Startup Unicorns Are Founded by 40-Year-Olds, Not 20-Year-Olds
STORY INLINE POST
When you think of startups, you likely imagine a college dropout creating a business out of his/her dorm room. After all, that has been the story painted about many of the internet giants of our time: Mark Zuckerberg started Facebook while at Harvard; Bill Gates started Microsoft at 20; Steve Jobs launched Apple at 25.
However, contrary to popular belief, young founders are actually the exception, not the rule.
A new study by researchers at MIT, Northwestern, Wharton and the U.S. Census Bureau found that startup founders are actually much older than you think. The mean age of startup founders is 42 years old. The mean age of high-tech startup founders is 43 years old. And the average age of founders of the high-growth unicorns (1 in 1,000 fastest-growing ventures) is 45 years old.
The study shows that the likelihood of success of a founder actually increases with age, all the way up to age 60. The older you get, the more likely your chances of success are. A 50-year-old founder is twice as likely to build a thriving enterprise that has either an IPO or a successful acquisition, versus a 30-year-old founder.
There are numerous founders who fall into this age group, many of whom started companies that you use on a daily basis. Eric Yuan created Zoom at 41. Reed Hastings started Netflix when he was 37. Bill Porter founded E-Trade at 54. Robert Noyce founded Intel when he was 41. And, my personal favorite, David Duffield and Aneel Bhusri created Workday at 65 and 40, respectively.
If the average age of high-growth founders is 45, why do we all have the college dropout as the image for startups? Blame it on the media. The sensationalist story of a 19-year-old Harvard dropout clearly sells more magazine covers than the 65 year-old who sold his previous payroll company to Oracle and is now launching another one.
Outside of the media, the question still begs. Are 40 year-olds really better at starting companies than 20 year-olds? And, if so, what makes them better? There are a few explanations that the study mentions, as well as a couple of other sources I tapped to get more color. Here are the primary reasons:
Work experience - The study reports that a leading indicator is work experience in the same industry. A similar study by Harvard Business Review reported that entrepreneurs with at least three years of prior work experience in the same industry as their startup were 85% more likely to succeed.
Life experience - I am sure you have heard the phrase: “Older, but wiser.” Forty-year-olds have more life experience than 20-year-olds, which provides valuable insight that can help them become successful entrepreneurs. They’ve had more time to observe how businesses and products work in the real world and gain a better understanding of customer needs. This allows them to make informed decisions when it comes to developing their own startups.

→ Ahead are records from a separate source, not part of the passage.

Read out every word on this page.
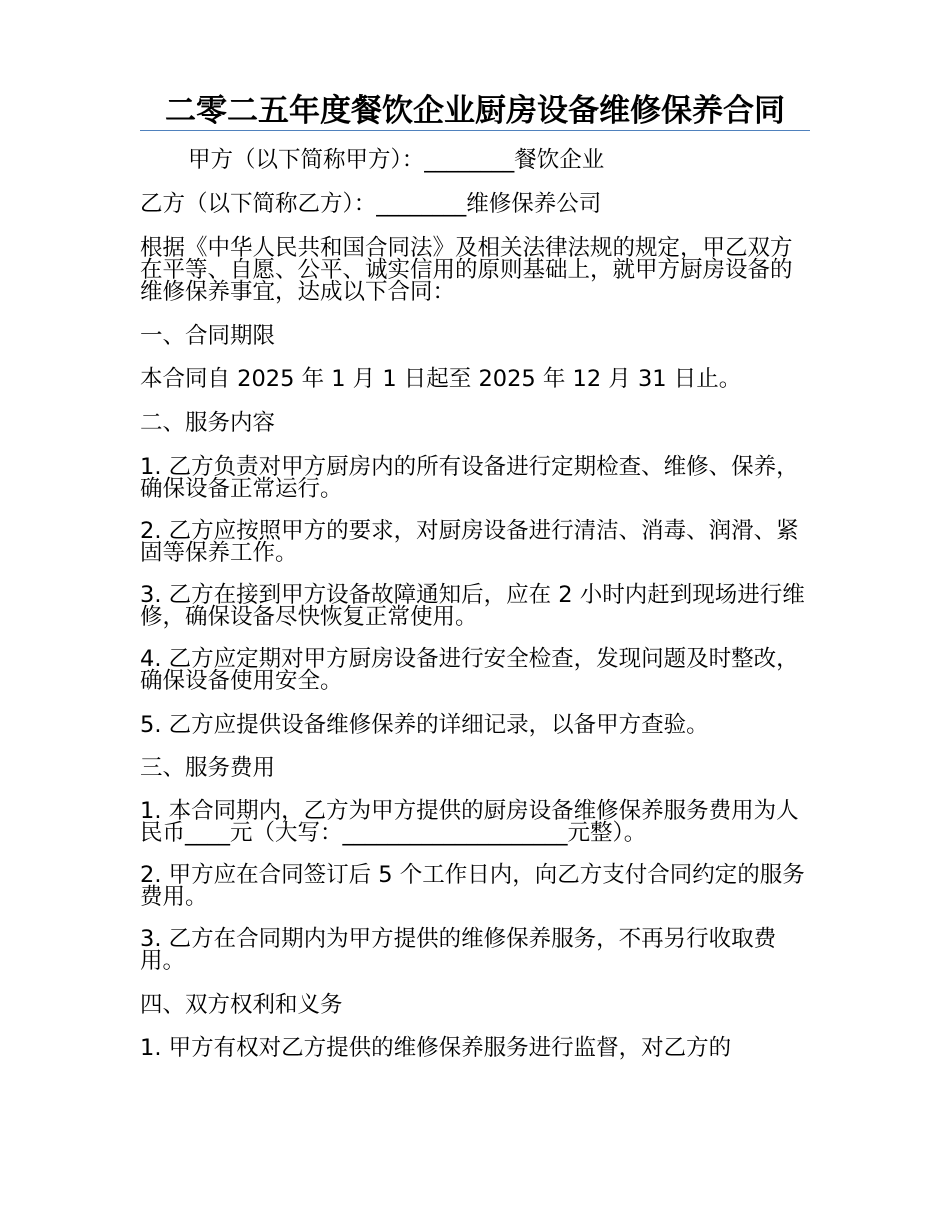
二零二五年度餐饮企业厨房设备维修保养合同

甲方（以下简称甲方）：________餐饮企业

乙方（以下简称乙方）：________维修保养公司

根据《中华人民共和国合同法》及相关法律法规的规定，甲乙双方在平等、自愿、公平、诚实信用的原则基础上，就甲方厨房设备的维修保养事宜，达成以下合同：

一、合同期限

本合同自 2025 年 1 月 1 日起至 2025 年 12 月 31 日止。

二、服务内容

1. 乙方负责对甲方厨房内的所有设备进行定期检查、维修、保养，确保设备正常运行。

2. 乙方应按照甲方的要求，对厨房设备进行清洁、消毒、润滑、紧固等保养工作。

3. 乙方在接到甲方设备故障通知后，应在 2 小时内赶到现场进行维修，确保设备尽快恢复正常使用。

4. 乙方应定期对甲方厨房设备进行安全检查，发现问题及时整改，确保设备使用安全。

5. 乙方应提供设备维修保养的详细记录，以备甲方查验。

三、服务费用

1. 本合同期内，乙方为甲方提供的厨房设备维修保养服务费用为人民币____元（大写：____________________元整）。

2. 甲方应在合同签订后 5 个工作日内，向乙方支付合同约定的服务费用。

3. 乙方在合同期内为甲方提供的维修保养服务，不再另行收取费用。

四、双方权利和义务

1. 甲方有权对乙方提供的维修保养服务进行监督，对乙方的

Knowledge and skills - Forty-year-olds have had more time to adopt skills. They have also worked in more types of positions and companies, which allow them to develop those skills. Speaking from personal experience (as I round the corner to 40), I can design in Adobe Photoshop and Illustrator, I am a Powerpoint wizard, I am a motivational speaker, I am a ninja at recruiting, I can run a sales funnel better than anyone and I can build financial models up there with the rest of them. I had nearly none of those skills when I was 20.
Social networks - Forty-year-olds have likely spent more time cultivating professional relationships than 20-year-olds. They also have more time to create more social networks through work, extra-curricular activities, spouses, kids, boards and more. Once they have those relationships, they are better able to think and act strategically and leverage relationships to achieve their goals, due to their maturity. This means they can find the right people to help them launch their business — a crucial step for any new startup.
Financial resources - Forty-year-olds generally have better financial resources than 20-year-olds. Most 40-year-olds have established careers, accumulated savings, and have access to capital investments through investors or banks. This gives them the ability to fuel their startups with enough resources to succeed, rather than having to scrounge up funds from friends, family, and other sources.
George Elliot put it best: “It is never too late to be what you might have been.” If David Duffield can build Workday at 65, you can start your company at 40 or 50. I don’t know about you, but for this repeat entrepreneur, mother of three who is still grinding it out, the future seems a little brighter.